Fintan O'Toole on PBS Frontline re Biden.  Biden was considered a bit of a joke during the first years of Obama's presidency.  "Uncle Joe," a bit of a gasbag, a gaffemeister. long-winded.  "He does think of himself as a person of destiny, and the way in which he expressed that politically which was, what do I say if I'm a person who's going to change America, if I'm going to be a historic person?  I don't think he ever worked out what does a person of destiny sound like.  Obama knew what a person of destiny sounded like.  Whether you like Obama or didn't like Obama, there's a rhetoric; there's a grandeur which is historically rooted in classical speech, in biblical speech.  It has a high standing to it.  And Biden has always struggled to find a rhetoric or language which matches his sense of himself.  And this is where you get the long-windedness, the gaffe-prone Joe, because what is he actually expressing?  "I'm a really nice guy and you should like me and here's a few things I'd like to say.  So his speech is almost pitched at the level of a parish.  The priest gets to talk at length because nobody can interrrupt him up there on the pulpit. . .  but Biden has this rhetorical problem and its not accidental that he gets disrepected in an administration whose great strength is the rhetorical power of its leader. . . 

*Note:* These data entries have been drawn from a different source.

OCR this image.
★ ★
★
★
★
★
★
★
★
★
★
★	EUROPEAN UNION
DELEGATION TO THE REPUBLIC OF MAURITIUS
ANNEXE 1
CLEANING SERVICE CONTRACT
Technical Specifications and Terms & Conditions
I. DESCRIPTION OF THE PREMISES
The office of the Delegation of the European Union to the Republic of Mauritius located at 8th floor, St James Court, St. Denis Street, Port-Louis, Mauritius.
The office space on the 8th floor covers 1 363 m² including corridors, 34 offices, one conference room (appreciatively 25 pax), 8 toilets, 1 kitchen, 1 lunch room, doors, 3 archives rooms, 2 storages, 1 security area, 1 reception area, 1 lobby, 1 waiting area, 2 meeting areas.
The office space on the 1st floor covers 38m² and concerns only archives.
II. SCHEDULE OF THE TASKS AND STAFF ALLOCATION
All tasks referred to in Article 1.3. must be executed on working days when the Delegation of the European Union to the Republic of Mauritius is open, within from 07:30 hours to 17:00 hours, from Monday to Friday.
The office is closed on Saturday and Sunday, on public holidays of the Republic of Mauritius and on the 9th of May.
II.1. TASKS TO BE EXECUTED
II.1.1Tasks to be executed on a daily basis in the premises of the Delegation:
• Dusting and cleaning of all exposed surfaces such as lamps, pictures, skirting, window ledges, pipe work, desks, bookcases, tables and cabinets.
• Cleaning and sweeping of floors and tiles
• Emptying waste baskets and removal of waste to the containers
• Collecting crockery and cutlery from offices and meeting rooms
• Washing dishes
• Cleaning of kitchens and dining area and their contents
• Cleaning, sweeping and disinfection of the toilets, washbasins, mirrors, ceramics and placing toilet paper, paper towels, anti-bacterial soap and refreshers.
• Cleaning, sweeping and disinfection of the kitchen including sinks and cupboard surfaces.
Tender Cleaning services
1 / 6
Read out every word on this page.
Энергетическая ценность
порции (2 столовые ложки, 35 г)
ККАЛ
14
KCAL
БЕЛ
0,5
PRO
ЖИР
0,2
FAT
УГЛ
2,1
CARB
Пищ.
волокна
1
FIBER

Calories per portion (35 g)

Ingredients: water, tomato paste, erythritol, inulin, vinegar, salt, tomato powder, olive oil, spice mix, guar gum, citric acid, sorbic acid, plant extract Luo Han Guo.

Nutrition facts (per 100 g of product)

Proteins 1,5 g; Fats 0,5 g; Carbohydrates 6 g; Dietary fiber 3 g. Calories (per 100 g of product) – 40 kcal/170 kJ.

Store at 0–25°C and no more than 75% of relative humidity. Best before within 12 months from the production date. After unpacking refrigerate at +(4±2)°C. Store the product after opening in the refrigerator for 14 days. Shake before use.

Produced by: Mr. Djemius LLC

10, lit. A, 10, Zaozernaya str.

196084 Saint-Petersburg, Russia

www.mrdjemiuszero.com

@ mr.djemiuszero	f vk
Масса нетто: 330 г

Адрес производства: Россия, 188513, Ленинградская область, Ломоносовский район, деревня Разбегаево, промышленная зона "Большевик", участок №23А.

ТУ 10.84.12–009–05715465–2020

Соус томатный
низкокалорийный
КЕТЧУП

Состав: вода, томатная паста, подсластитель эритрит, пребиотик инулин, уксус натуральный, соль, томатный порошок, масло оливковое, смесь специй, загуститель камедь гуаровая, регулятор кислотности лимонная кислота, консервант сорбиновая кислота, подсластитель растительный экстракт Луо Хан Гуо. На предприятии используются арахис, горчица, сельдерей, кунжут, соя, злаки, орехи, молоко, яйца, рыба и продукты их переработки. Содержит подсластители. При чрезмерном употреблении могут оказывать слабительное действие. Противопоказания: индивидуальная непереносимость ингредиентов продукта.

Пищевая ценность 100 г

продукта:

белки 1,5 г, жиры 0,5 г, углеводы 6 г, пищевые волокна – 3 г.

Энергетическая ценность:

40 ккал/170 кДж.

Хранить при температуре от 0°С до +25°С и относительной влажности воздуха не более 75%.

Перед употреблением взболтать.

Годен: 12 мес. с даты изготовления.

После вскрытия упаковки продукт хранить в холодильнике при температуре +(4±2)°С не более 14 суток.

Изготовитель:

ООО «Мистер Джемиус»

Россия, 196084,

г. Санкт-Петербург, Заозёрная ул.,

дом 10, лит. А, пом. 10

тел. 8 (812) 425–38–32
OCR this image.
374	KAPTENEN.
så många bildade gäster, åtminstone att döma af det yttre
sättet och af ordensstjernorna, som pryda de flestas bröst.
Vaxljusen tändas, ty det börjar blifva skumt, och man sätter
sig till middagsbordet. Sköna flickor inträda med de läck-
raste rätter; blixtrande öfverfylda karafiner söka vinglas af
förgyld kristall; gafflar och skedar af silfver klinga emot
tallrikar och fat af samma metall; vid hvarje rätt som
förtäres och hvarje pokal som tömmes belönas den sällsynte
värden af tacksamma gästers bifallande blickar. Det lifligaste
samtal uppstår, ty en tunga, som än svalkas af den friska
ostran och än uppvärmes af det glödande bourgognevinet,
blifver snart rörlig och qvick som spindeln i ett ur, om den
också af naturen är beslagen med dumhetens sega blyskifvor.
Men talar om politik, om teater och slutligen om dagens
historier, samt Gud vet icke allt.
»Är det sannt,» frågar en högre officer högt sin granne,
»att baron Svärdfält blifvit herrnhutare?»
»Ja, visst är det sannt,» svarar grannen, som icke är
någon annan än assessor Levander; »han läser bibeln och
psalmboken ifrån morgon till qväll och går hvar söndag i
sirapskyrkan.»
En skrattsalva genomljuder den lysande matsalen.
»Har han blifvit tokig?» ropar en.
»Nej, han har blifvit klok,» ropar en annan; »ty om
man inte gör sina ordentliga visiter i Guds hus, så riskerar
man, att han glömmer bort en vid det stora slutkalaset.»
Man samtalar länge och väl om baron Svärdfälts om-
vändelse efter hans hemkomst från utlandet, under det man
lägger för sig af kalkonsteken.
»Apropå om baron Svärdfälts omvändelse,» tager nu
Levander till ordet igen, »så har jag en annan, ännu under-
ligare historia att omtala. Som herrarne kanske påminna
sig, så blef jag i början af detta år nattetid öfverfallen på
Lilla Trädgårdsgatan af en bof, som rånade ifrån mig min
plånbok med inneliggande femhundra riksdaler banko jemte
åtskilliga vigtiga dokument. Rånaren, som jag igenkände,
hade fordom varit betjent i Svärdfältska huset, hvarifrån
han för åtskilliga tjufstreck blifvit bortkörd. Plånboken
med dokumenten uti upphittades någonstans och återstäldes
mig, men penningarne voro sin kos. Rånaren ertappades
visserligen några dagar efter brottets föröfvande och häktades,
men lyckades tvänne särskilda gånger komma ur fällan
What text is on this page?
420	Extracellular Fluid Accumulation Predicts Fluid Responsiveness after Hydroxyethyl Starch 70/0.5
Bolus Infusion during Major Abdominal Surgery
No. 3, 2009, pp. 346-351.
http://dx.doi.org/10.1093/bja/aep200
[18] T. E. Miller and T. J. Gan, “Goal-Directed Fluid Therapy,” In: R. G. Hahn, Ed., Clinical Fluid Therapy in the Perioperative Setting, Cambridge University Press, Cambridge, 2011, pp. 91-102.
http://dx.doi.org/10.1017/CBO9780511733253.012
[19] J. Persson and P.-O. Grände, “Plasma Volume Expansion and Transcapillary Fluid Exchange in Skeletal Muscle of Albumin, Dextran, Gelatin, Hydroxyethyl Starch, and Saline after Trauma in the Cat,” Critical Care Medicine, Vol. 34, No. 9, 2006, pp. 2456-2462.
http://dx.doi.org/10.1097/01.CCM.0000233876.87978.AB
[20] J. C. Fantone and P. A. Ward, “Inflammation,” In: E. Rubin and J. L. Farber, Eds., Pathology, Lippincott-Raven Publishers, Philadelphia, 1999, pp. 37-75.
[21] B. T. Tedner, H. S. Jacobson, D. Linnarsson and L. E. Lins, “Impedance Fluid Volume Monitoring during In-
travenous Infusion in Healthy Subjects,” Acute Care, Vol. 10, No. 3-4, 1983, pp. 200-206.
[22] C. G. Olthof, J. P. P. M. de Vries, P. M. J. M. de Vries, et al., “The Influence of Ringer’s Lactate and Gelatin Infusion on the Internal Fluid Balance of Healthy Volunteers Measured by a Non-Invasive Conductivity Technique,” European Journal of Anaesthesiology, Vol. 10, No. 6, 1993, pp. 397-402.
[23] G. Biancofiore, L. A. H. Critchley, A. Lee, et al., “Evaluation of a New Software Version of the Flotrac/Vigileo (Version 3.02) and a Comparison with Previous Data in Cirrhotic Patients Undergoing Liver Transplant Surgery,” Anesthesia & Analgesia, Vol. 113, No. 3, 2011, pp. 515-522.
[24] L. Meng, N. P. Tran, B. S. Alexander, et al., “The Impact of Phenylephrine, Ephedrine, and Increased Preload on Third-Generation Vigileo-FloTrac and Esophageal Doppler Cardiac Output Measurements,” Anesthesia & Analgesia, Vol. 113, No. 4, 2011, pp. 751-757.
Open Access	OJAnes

The only way to deal with the age issue is to be up front about i- stop the thing of trying to run when can't walk, as it were, trying to enact some sense that "I'm really not as old as I look."  Yes you are and that's who you are. . .  One way or the other, America is going to have a president in his 80s**. . . It also has consequences for how Americans see themselves. . l There's a great deal of generational resentment in America, because the American Dream has stopped.  The American Dream was this intergenerational machine where my kids' lives are going be a bit better than mine, and I have that expectation, and their kids' lives are going to be better than theirs. . . but that's stopped.  That is not what's happening in America right now.  You have a generation of people who are poorer than their parents, whose expectations are lower than their parents'.  And that's a very profound thing to have happen in America.  It's of historic consequence.

He looks like an elderly man because that's what he is.  There's nothing shameful about that.  That's just life. . . When you're towards the end of that human life cycle, everybody knows what the destination is. . . This election is one of the most important in American history.  It really matters very profoundly to America and to the world who's going to get elected.  With the stakes so high, it means that Biden is putting an enormous bet on his own instrincts for survival.  He sees himself as someone who comes through immense challenges.  And that's true, right? . . . Oddly, because havng been so vulverable of invulnerability- 'I've dealth with these things,; I know I can stand it, and and I know I can come out the other side.'  And the question for America is, has that led him into a certain kind of delusion? 

** The interview was taped before Biden withdrew from the presidential contest.